Grounding ourselves in times of uncertainty.

Kuru opening. link to blog Grounding ourselves in times of uncertainty

I haven’t been getting much sleep lately. It’s not because I’m stressed. It’s because I’ve been time-travelling. I’ve been travelling back in time… to reconnect. In light of this week’s Covid announcements, this has also given me huge strength and a sense of groundedness.

My journey began in a cafe in Otorohanga where I met with my best friend (also a teacher) and a kaumātua to discuss mahi.

Our conversation soon shifted to a more personal space, when he asked me “Where are you from and how has this shaped who you are today?”

Immediately I was transported back to one place where I spent most of my childhood and teenage years. Exploring this further, we discussed the meaning of the name of the place and how that is reflected in my being and mahi today. Immediately I could see a deep connectedness and a deep why around who I am and what I stand for.

After the hui, my exploration continued. I time-travelled back to places I had lived and sought the significance of them in shaping what makes me, ME.
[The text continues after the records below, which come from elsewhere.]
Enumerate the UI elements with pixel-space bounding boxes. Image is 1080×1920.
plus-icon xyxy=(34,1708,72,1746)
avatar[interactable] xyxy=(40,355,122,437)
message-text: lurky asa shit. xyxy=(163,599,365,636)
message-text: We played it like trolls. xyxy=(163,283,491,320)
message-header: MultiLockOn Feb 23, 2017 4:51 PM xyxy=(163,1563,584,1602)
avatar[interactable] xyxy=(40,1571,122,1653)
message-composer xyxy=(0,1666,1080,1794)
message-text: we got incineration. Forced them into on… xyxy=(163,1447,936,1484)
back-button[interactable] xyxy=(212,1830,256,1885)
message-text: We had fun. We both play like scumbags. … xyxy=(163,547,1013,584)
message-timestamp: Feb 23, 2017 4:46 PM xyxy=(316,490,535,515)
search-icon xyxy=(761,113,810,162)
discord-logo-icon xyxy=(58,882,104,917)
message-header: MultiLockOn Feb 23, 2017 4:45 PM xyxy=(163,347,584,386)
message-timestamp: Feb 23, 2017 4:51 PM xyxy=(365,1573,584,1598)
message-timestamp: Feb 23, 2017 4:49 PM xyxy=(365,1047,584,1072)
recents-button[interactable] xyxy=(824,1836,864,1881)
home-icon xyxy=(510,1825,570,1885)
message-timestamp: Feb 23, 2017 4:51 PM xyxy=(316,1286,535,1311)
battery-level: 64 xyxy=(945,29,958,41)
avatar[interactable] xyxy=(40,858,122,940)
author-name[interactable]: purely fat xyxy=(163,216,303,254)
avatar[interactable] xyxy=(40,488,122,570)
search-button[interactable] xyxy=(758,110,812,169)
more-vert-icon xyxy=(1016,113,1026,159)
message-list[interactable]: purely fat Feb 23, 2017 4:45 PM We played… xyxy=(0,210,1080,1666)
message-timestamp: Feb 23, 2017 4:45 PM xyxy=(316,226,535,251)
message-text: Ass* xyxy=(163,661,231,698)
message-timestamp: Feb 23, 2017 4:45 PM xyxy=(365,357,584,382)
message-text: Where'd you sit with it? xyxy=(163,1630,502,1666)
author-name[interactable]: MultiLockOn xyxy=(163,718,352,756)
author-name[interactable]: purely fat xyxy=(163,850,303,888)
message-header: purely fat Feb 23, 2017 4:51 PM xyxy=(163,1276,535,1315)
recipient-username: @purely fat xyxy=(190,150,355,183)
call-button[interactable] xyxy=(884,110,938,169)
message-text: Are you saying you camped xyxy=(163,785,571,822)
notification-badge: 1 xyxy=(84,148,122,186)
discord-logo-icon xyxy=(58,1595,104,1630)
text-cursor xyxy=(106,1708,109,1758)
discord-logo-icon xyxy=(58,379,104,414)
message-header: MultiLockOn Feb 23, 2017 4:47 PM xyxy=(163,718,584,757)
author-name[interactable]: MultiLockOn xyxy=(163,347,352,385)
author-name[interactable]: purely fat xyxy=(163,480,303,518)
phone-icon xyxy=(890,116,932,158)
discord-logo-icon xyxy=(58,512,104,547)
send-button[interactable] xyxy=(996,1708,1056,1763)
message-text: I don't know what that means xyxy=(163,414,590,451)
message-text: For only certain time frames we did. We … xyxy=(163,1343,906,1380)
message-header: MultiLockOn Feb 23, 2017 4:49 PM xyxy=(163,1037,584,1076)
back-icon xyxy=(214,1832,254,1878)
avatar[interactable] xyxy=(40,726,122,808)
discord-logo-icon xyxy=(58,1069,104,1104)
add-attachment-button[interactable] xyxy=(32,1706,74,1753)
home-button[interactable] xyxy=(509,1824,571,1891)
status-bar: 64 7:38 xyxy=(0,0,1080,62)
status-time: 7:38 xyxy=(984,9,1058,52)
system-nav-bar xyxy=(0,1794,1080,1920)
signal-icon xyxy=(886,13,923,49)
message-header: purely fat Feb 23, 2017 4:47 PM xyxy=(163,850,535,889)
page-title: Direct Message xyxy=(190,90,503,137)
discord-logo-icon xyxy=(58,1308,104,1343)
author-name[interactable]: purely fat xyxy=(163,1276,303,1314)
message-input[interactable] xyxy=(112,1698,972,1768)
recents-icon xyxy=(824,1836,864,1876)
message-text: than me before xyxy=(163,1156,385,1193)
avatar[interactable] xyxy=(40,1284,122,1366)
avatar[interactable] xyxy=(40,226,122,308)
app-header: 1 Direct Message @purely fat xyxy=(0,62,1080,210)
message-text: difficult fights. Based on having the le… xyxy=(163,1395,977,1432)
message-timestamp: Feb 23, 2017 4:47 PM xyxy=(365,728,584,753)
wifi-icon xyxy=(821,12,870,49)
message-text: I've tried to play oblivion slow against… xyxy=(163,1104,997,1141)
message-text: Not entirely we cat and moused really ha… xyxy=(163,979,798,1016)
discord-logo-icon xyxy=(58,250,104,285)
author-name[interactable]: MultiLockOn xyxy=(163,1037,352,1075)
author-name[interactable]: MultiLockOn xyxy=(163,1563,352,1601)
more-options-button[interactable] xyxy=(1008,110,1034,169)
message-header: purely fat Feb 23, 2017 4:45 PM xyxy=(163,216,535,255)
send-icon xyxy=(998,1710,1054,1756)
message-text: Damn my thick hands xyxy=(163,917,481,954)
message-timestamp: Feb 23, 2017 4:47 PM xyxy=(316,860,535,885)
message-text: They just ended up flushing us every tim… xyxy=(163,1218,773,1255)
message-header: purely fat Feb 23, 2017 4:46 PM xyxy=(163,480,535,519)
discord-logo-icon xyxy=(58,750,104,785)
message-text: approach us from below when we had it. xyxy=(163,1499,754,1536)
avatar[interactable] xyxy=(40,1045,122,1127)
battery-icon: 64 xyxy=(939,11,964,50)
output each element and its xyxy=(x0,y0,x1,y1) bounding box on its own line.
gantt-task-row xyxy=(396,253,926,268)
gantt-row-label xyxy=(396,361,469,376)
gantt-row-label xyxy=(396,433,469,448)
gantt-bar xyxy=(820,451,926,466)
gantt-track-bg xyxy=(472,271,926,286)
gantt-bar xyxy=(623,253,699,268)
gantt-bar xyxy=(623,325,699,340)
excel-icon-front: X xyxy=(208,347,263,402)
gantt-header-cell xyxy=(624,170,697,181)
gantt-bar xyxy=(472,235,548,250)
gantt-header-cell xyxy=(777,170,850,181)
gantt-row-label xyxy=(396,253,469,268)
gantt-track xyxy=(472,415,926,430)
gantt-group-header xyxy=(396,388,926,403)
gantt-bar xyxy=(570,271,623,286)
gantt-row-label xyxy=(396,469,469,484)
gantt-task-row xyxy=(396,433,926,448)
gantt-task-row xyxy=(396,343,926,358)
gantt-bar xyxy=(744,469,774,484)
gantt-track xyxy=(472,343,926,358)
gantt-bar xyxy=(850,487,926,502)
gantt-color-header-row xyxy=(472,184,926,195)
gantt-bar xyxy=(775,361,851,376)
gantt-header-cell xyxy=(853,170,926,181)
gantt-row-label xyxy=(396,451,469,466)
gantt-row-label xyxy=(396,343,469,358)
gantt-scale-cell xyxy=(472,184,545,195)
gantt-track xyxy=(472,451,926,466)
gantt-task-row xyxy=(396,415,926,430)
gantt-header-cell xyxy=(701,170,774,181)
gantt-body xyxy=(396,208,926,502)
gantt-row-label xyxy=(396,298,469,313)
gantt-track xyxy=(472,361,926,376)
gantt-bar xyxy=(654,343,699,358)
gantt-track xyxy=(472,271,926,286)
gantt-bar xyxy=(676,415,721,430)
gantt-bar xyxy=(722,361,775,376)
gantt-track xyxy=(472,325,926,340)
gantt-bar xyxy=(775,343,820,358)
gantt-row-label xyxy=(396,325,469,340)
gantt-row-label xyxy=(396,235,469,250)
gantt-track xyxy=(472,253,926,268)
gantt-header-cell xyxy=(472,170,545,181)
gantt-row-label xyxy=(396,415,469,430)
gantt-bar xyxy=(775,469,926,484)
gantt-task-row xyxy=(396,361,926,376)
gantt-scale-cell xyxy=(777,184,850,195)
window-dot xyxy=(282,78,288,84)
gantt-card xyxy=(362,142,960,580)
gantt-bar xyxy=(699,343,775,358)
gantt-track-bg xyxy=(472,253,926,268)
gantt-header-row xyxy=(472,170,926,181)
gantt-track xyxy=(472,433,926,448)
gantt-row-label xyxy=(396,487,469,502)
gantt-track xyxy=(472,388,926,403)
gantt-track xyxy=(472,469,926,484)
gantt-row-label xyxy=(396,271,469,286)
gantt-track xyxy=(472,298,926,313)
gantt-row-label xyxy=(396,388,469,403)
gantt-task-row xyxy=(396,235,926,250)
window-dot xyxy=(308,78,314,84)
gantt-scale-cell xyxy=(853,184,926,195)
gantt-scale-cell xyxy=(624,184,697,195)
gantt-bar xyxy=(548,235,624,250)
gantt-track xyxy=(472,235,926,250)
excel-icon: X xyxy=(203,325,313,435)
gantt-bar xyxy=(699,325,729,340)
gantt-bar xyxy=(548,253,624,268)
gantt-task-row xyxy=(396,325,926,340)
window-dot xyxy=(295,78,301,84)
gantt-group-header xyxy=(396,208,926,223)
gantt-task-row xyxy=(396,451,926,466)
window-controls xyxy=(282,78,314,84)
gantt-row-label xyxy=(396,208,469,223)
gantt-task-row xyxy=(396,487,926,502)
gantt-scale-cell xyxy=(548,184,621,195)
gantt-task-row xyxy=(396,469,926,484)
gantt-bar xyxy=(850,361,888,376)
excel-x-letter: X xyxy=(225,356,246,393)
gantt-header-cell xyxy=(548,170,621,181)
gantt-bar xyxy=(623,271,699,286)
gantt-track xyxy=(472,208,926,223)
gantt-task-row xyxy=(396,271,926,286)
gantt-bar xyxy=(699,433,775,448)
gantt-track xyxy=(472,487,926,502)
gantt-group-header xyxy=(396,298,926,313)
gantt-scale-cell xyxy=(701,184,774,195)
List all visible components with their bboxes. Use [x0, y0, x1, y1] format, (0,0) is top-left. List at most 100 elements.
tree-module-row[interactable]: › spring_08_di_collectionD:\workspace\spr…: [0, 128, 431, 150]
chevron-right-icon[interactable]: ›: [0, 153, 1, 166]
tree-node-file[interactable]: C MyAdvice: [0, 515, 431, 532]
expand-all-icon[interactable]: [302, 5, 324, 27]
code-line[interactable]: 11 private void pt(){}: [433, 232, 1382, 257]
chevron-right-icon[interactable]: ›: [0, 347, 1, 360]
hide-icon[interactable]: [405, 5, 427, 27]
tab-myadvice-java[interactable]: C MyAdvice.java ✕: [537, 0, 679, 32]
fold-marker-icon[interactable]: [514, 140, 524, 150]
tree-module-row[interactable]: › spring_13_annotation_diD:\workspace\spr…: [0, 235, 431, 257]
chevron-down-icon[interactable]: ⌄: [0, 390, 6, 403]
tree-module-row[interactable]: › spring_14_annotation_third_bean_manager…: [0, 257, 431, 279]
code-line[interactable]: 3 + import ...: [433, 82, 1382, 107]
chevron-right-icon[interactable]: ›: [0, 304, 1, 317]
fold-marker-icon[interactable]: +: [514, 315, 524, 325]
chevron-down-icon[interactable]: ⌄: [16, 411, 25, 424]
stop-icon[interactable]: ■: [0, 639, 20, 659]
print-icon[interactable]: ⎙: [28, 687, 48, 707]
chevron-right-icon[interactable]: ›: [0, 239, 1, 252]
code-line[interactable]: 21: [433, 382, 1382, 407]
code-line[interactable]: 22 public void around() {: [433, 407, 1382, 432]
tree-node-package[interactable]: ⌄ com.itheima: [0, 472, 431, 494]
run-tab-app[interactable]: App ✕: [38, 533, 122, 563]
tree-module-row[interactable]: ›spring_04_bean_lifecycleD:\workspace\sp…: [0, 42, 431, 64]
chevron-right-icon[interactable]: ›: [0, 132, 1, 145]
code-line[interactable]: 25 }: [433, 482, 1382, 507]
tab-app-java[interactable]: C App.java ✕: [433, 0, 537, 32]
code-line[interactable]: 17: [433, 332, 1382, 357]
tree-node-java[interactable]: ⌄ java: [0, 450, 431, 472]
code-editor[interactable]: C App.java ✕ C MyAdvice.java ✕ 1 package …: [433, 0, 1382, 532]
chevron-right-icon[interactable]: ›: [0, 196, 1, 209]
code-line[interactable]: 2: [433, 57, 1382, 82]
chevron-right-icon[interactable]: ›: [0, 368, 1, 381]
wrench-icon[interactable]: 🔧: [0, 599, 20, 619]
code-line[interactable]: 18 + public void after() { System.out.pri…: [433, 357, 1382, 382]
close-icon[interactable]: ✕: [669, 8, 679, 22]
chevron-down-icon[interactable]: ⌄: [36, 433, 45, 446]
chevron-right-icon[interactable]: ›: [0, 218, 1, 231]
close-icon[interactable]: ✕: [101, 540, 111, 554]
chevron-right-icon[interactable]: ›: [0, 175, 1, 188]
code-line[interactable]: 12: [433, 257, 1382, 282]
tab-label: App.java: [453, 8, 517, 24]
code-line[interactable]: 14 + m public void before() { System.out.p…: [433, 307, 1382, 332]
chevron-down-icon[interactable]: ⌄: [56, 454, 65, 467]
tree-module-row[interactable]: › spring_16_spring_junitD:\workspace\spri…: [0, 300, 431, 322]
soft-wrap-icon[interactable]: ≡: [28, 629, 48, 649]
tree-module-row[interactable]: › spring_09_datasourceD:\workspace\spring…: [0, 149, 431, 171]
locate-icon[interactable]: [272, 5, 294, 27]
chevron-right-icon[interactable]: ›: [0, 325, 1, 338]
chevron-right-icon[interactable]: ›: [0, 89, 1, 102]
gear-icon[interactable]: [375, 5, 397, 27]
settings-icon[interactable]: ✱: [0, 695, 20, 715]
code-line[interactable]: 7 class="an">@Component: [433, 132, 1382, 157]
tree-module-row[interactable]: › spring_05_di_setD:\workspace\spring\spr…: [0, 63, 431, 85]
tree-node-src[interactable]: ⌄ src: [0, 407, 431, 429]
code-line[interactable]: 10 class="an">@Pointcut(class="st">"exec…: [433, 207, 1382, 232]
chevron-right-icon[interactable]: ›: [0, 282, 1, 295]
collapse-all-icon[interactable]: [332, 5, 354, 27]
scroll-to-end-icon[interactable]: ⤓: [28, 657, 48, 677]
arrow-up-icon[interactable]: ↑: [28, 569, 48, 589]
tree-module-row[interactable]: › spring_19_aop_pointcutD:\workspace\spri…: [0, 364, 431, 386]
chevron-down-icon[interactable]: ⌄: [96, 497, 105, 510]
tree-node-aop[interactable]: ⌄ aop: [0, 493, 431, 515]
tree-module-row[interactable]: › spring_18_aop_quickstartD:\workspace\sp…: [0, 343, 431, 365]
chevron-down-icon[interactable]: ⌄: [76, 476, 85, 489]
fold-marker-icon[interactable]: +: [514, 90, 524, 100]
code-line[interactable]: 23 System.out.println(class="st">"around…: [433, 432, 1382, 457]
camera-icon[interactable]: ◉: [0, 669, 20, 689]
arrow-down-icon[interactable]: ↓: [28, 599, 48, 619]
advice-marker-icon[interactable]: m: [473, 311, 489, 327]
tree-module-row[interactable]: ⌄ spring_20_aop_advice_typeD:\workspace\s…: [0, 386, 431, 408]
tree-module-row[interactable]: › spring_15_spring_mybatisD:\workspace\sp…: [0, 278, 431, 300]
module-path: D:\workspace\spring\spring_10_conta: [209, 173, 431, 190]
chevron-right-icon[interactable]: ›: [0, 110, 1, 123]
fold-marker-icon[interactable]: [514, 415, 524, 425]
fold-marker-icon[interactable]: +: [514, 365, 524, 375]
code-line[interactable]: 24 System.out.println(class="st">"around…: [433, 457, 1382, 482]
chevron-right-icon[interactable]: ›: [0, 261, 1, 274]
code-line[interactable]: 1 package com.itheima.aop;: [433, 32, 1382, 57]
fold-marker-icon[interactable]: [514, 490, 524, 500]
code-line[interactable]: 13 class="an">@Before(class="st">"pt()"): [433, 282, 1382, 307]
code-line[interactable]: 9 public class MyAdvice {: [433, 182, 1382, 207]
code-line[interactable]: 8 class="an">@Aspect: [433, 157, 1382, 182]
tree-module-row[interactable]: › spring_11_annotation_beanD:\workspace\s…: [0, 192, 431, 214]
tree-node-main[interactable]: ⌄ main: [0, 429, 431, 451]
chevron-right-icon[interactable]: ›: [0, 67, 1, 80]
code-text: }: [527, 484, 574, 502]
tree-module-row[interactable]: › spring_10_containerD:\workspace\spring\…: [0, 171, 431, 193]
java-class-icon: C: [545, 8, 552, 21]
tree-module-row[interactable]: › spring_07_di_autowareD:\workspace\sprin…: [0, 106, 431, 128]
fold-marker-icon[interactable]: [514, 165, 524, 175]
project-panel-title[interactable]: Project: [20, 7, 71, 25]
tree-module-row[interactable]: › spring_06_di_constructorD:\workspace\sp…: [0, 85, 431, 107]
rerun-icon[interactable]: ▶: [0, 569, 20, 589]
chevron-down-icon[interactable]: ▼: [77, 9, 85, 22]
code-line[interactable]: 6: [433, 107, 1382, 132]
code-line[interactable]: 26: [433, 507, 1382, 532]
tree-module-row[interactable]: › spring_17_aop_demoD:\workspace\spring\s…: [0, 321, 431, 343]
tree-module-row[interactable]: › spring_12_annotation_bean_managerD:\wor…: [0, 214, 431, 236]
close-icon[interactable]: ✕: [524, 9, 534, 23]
So picking three of the main places of significance, this week I am sharing a deeper sense of who I am, what I stand for and how I do my mahi.

Furthermore, in light of the Covid19 announcements this week, I will be drawing upon the learnings from my kainga to provide me with extra groundedness and inner strength.

So, if these times have you feeling a little lost, disconnected, or overwhelmed, I encourage you to reconnect with your kainga and ground yourself in the learnings it provides.

We’ve got this!

MA xo

Kō Mary-Anne Murphy ahau

Throughout my life, there have been places of significance that have shaped who I am and the mahi I dedicate myself to today.

Turakina is where I spent the first two years of my life. A settlement situated southeast of Whanganui city on the North Island of New Zealand, it’s name relates to the overland journey of the ancestor Haunui-a-Nanaia. Turakina River is the river he “felled a tree to cross”. Turaki – means to fell or to throw down.

The metaphor of creating a bridge is one I live in my own mahi. I support people to create their own crossings towards new knowledge, skills or ways of being. Sometimes this means helping them find the right ‘crossing’, whilst other times it means helping them to create a bridge, or holding their hand and supporting them as they cross it. It can even include waiting for them on the other side, offering words of support.

Another place of significance for me is Kōpaki. In the heart of the King Country, in the central North Island of New Zealand, it is a place I spent my formative and teenage years. A mere blip on the map, it does, however, hold a significant community wairua.

Kōpaki means to envelop or to wrap around. The cloak of aroha is what I experienced growing up within the Kōpaki community.

The concept of Kōpaki is a significant part of my mahi today. There are times when people need to be enveloped in aroha or even tough love. My role is to notice what is needed and support them until they are strong in their knowledge, skills or being able to stand and lead with confidence. I do not smother or allow people to hide from the journey they are taking, but instead, envelop them in support to help them reach their destination. 

Whāingaroa, (Raglan) is also a place of significance for me, and now my new kainga. Meaning ‘the long pursuit’, it refers to the lengthy search of the Tainui waka (canoe) for a final destination. In my mahi, I support people to journey towards understanding themselves and others, and to learn new techniques or strategies that help them discover and develop their leadership. I believe in the unlimited potential of every human, and support the pursuit of continual growth and development to uncover our unique gifts. Learning is a journey that I myself embrace, and support those I work alongside to do so for themselves.

My mahi today.

I am passionate about growing greatness in others. I do this through my work with leaders, teams, and youth.

I truely believe that in order to become leaders, we need to develop from the inside-out. That is, we need to do the mahi within. This requires us to explore our own turangawaewae, whakapapa, values and beliefs to better understand who we are, and how we wish to lead. When we are grounded in these, we are able to lead from a place of inner strength and purpose. It is during the challenges of leadership that we are then able to draw-upon this deep knowing and lineage of strength.

Furthermore, when we lead from this place, all decisions and conversations are grounded from our core values and the whakapapa of our learnings. This is the birthplace of integrity and courage required of any leader.

Nō reira, tēnā koutou, tēnā koutou, tēnā koutou katoa.